Sustaining or incremental innovation helps organisations to fight-off imitation or commoditization of their offerings and protects market share.  Regardless of the sector or industry, an organisation that designs a product, service or business model that gives it a competitive advantage today will find that advantage completely eroded in the not too distant future (either through imitation or an improved value proposition into the same market), unless it continually makes modfications and improvements through incremental innovation and keep itself a step or two ahead of its competitors. 

Creative destruction or disruptive innovation changes the competitive landscape of markets and industries by introducing discontinuities to value propositions, product, services or business models.  We have ample examples of this occurring across almost every industry.  It is typically the result of one organisation developing industry foresight, forming bold hypotheses about the future of value propositions, products or services and then backing up their hypotheses by generating ideas and developing concepts to create new value that majority of consumers are willing and happy to switch to.  This scenario leaves the innovating organisation walking away with the cheese of targeted industry incumbent. 

Despite the above, we find that the need for innovation is still not perceived in some organisations.

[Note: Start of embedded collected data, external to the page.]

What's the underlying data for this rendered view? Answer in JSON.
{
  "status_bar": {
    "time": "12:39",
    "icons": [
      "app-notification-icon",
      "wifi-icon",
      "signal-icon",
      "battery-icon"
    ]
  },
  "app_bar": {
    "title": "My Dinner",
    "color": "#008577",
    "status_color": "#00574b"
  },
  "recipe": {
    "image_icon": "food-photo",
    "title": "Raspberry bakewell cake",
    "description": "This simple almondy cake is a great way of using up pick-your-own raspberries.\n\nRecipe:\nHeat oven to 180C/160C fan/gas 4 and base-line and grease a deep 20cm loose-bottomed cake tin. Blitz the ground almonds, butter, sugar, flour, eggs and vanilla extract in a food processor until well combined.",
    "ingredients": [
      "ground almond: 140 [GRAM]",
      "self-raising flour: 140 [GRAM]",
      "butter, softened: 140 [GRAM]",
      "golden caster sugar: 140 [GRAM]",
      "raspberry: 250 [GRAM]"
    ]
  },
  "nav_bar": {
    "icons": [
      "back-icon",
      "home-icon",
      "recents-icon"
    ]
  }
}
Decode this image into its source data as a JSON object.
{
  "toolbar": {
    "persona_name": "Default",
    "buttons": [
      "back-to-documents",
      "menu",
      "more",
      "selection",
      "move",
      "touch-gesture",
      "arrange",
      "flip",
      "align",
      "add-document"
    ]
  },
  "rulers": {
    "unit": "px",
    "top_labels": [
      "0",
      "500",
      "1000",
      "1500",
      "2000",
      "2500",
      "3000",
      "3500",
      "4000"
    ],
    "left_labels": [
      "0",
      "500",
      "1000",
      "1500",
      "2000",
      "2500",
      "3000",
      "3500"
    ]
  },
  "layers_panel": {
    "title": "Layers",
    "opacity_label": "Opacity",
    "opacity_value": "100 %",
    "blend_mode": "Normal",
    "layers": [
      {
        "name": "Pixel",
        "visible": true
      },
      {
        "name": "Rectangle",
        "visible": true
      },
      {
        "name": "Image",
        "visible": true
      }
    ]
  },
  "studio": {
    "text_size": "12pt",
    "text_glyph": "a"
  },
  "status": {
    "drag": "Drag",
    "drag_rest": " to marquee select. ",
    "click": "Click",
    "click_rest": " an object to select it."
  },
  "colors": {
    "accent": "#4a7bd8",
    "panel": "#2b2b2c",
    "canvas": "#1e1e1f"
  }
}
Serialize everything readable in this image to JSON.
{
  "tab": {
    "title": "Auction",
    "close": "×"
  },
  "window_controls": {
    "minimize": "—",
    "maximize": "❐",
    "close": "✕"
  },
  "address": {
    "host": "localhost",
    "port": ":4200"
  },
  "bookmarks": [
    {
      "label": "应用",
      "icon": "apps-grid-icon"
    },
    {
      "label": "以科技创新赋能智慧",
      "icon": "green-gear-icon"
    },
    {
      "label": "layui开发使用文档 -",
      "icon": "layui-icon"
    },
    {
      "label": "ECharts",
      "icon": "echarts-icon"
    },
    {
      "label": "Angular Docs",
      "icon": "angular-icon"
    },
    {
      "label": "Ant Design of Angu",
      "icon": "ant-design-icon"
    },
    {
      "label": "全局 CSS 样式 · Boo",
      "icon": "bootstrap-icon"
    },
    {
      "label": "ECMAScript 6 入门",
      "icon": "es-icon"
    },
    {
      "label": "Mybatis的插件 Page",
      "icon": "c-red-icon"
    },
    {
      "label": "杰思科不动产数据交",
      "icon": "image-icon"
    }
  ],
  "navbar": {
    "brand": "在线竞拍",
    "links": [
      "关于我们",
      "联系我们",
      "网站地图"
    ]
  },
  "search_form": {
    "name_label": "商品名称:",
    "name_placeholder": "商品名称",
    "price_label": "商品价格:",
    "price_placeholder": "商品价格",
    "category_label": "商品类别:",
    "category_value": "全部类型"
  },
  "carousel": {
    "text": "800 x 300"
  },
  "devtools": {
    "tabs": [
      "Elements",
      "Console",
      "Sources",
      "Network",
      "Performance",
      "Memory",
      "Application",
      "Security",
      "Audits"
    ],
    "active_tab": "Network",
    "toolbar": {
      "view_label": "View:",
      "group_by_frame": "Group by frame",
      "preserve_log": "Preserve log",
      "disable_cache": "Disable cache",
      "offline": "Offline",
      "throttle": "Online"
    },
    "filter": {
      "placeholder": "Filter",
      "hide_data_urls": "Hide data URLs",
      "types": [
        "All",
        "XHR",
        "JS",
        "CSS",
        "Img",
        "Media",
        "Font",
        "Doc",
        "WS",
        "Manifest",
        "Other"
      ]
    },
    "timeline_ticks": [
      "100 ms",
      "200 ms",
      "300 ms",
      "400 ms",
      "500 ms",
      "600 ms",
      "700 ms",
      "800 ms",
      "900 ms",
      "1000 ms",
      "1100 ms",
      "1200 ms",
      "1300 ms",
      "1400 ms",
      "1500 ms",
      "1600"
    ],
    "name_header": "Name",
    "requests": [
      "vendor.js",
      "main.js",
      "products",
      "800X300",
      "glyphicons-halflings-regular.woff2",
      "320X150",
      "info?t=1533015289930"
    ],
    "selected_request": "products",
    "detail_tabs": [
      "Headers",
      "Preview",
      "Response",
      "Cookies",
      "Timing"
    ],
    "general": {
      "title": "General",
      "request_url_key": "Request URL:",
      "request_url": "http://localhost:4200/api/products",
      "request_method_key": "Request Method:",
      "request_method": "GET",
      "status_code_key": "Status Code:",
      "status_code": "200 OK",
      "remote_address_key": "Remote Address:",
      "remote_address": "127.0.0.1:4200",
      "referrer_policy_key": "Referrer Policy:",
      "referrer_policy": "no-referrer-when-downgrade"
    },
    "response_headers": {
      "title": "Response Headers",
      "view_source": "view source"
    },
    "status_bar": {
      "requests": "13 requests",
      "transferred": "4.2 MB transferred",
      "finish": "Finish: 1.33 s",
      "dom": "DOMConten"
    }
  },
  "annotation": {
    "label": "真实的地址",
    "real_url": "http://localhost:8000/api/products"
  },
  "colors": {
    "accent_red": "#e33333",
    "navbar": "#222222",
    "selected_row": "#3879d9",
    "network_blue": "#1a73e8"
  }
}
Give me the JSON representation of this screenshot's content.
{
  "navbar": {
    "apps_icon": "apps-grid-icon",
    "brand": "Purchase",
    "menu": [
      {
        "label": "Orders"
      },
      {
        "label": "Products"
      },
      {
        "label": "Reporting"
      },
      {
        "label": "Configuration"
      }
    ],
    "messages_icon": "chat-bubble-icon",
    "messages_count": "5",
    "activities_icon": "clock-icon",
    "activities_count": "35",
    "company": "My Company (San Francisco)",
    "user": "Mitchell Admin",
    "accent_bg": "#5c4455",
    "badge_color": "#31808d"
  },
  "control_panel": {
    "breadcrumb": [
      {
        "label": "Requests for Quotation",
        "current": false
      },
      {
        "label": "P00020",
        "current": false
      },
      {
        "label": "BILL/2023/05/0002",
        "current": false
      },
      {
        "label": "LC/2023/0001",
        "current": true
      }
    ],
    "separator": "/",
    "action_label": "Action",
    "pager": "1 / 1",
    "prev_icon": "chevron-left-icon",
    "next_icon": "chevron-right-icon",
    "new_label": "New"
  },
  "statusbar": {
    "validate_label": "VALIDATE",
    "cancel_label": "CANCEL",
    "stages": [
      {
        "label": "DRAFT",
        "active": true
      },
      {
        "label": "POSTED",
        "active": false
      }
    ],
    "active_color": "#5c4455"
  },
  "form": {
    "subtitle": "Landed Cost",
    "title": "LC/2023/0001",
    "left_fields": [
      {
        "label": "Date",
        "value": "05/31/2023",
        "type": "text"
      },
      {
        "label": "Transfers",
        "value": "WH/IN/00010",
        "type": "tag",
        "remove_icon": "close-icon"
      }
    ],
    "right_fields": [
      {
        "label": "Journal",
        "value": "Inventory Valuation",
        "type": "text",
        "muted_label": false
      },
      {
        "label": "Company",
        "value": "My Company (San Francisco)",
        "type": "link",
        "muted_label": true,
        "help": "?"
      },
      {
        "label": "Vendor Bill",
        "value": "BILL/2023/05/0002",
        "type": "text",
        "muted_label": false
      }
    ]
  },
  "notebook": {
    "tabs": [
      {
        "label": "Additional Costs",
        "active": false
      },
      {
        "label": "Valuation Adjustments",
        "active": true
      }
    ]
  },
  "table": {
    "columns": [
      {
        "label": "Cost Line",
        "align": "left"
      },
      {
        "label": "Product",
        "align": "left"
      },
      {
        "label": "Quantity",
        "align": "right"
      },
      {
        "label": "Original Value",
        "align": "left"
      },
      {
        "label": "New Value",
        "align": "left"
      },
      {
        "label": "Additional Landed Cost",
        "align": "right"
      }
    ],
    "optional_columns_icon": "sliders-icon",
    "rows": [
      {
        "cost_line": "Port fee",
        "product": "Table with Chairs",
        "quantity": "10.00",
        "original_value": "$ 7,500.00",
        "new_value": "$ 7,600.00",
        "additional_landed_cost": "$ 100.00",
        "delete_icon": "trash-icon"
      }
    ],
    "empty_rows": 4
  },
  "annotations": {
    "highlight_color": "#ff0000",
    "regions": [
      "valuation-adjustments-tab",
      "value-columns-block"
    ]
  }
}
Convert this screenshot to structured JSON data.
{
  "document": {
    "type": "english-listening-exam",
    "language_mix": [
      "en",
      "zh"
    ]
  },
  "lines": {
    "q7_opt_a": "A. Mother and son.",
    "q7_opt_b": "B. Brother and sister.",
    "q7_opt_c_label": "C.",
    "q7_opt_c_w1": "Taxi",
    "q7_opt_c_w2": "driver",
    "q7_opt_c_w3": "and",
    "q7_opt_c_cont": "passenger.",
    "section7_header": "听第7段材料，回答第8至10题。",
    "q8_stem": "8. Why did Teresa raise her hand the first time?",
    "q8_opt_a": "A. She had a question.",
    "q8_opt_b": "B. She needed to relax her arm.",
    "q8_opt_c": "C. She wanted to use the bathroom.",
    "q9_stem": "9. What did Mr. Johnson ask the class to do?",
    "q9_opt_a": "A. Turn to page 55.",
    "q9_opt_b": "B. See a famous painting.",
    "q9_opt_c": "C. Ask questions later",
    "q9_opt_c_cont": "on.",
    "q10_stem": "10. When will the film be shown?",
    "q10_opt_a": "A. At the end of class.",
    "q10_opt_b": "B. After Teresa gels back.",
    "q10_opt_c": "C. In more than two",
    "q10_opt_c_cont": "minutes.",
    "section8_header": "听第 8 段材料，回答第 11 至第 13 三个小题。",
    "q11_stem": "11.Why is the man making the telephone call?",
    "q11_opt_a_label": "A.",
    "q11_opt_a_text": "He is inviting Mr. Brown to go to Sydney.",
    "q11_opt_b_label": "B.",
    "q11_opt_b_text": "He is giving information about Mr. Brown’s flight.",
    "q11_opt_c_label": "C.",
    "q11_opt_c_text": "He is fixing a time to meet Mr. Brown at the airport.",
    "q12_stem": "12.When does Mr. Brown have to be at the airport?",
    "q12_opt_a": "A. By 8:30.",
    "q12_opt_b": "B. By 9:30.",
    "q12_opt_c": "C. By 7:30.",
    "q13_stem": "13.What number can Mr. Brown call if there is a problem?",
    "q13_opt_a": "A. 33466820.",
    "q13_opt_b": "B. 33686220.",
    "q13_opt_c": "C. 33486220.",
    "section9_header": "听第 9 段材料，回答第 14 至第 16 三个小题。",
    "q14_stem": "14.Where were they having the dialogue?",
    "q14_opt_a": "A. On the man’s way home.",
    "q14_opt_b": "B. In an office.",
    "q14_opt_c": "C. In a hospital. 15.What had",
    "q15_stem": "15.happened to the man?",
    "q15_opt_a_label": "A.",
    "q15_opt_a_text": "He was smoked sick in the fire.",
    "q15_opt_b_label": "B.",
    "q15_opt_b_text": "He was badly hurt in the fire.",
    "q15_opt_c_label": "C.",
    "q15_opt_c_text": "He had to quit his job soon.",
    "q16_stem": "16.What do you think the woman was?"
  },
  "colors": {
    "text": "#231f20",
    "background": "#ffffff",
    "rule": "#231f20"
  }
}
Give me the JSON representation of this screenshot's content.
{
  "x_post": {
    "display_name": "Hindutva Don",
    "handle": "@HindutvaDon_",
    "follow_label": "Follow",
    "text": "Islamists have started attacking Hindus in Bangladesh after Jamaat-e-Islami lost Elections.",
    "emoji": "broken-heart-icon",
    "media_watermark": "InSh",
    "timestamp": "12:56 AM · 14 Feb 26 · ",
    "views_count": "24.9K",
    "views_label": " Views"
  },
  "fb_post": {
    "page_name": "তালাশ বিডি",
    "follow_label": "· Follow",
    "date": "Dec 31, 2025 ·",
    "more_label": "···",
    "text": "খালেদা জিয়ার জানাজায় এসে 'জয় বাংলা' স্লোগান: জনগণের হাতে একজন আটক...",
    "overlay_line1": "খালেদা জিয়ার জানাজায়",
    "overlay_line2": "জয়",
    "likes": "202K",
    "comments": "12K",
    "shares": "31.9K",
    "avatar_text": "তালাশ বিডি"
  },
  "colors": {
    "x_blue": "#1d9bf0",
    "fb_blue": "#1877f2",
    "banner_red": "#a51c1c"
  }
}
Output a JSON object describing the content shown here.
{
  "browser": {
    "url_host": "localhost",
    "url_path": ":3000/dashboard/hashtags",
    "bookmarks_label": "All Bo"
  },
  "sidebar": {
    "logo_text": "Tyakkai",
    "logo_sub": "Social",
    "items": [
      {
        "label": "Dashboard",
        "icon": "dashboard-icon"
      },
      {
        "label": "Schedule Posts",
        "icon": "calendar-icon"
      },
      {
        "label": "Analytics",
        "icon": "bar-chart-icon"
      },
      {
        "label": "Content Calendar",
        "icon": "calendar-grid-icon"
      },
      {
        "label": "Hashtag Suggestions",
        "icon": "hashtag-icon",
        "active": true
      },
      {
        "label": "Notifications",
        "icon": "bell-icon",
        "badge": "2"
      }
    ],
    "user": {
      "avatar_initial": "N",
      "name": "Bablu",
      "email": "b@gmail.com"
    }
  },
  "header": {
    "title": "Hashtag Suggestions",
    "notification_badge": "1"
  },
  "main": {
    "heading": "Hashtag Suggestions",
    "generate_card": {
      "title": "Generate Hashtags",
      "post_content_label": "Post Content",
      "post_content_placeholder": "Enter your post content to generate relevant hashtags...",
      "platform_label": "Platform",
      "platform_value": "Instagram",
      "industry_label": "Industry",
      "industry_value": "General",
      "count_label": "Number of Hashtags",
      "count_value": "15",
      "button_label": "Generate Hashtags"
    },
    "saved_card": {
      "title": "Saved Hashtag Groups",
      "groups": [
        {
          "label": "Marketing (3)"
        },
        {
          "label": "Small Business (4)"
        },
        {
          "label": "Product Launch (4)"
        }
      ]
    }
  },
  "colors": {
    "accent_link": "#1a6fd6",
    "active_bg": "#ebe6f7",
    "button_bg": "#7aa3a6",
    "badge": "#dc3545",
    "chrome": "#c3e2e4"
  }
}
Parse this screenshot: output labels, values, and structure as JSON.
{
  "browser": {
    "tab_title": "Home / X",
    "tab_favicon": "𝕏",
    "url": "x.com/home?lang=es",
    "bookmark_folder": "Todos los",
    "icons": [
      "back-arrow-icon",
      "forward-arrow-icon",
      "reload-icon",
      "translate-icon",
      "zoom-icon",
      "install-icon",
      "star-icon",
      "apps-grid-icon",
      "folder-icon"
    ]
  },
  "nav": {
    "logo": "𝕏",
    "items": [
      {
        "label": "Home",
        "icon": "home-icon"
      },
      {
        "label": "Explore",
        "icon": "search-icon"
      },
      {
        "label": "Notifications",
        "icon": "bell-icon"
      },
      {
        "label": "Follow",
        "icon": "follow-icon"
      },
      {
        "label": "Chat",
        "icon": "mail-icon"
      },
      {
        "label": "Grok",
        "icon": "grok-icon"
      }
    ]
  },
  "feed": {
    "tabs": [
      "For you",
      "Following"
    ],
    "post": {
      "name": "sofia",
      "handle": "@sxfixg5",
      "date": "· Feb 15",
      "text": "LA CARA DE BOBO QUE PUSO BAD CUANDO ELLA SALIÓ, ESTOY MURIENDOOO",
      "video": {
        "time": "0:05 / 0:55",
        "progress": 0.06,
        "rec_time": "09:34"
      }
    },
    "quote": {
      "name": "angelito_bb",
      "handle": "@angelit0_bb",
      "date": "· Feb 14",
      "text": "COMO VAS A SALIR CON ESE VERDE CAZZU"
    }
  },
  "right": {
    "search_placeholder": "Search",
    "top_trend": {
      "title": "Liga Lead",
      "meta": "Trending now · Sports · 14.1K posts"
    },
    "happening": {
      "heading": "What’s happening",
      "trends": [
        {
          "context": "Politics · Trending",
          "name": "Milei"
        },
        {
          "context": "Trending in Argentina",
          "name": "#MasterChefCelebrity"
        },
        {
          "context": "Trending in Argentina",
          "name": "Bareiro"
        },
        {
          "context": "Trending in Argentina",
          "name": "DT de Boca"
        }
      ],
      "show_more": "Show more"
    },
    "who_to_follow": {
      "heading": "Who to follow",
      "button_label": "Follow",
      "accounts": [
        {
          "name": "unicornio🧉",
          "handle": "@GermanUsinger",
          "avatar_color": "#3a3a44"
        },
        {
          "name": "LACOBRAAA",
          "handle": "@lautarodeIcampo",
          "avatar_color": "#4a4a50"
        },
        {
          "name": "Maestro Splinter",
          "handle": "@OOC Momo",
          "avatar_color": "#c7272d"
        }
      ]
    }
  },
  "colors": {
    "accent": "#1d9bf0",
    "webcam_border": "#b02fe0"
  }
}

Some of the more fatal premises are; our business model is simple (hence there isn’t scope for innovation), our industry has high entry barriers and low margins (thus not appealing or susceptible to innovation), our brand is recognised and our customers trust us.  These are not only wrong but they have proven near fatal or even fatal for some organisations.  The below 3 examples of organisations in the area of innovation and competition serves as proof points for why the above thinking should be avoided by every organisation and every organisation that is not innovating today should set out on that journey. 

Smartphone vs Nokia.  Nokia was the Finnish company that had industry foresight and was good at adapting to change. Using its industry foresight and backing it up with innovation, the then small Finnish company took the world by surprise in 1992 with its pioneering of GSM mobile phones and subsequently reached a record 41% market share in 2007.  However, within the space of a decade from its 2007 peak, Nokia went from being the proof point for the benefit of pioneering and innovating, to the proof point that innovation must be sustained for organisations to remain relevant.  At the height of its success, the company lost sight of the attributes that brought that success – Industry Foresight backed up with innovation. Consequently, Nokia didn’t spot the signals as the value proposition shifted away from voice and keypad to data, location systems and touch screen. It didn't matter that the consumer had grown to like and trust Nokia phones. Its inability to sustain its innovation or respond quickly enough as the mobile phone market transitioned to be dominated by smartphones led to the demise of the company.

 

Netflix vs. Blockbuster.  Blockbuster’s business model was pretty simple.  Fill up bricks and mortar stores with thousands of DVD, customers leave their home, get to the store and rent a movie – job done.  It wasn’t complicated, surely there is nothing here that innovation could change, simplify or make cheaper. The company also had scale economies with the size and numbers of it stores. From the inside, these factors would have given the organisation a sense of security. Also, considering that their business was a rental business rather than outright purchase, they even dismissed signals coming from adjacent markets, such as retail, where online shopping was gaining traction.  This type of thinking still prevails in many organisations, where they convince themselves that their business is not susceptible to innovation or disruption for one reason or the other.  However, as shown by Netflix, any business model, even one as simple as that of blockbuster can be re-invented through innovation, and incumbents ignore innovation at their own peril.  What Netflix did was to effectively alter the supply chain and value proposition of the movie rental business, by developing a platform that leverage existing technologies, such that physical stores became redundant and customers did not need to leave their homes or in some cases, their beds.

Canon vs Xerox.  In the mid-1900s, Xerox dominated the copier market for decades, despite questionable quality and reliability of its photocopiers, enjoying a near monopoly that photocopying was referred to as “xeroxing”.  Without serious competition and any sign of a serious challenger, especially after IBM had tried and failed in its challenge, Xerox did not improve its copiers and continued to prosper.  This was until the mid-1970s when Canon, then a small Japanese firm (and only 10% the size of Xerox at the time), produced copiers that made better copies at lower cost.  Through product innovation, Canon altered both elements of the price-performance dimension of copiers, enough to make majority of the market that had previously relied and depended on Xerox to switch to Canon copiers.  As a result, Canon displaced Xerox as the world’s most prolific copier manufacturer and the effect on market share became so devastating that Xerox’s very survival came into question at the time.

None of the above cases are by no means isolated. There are many more cases where an organisation either decided that they don’t need to innovate or once thrived through innovation but couldn’t sustain it.  These organisations later understand both the importance and threat of innovation in hindsight, when their cheese is moved into new avenues of value proposition.

Whilst hindsight might be wonderful, where innovation is concerned, foresight proves to be even better.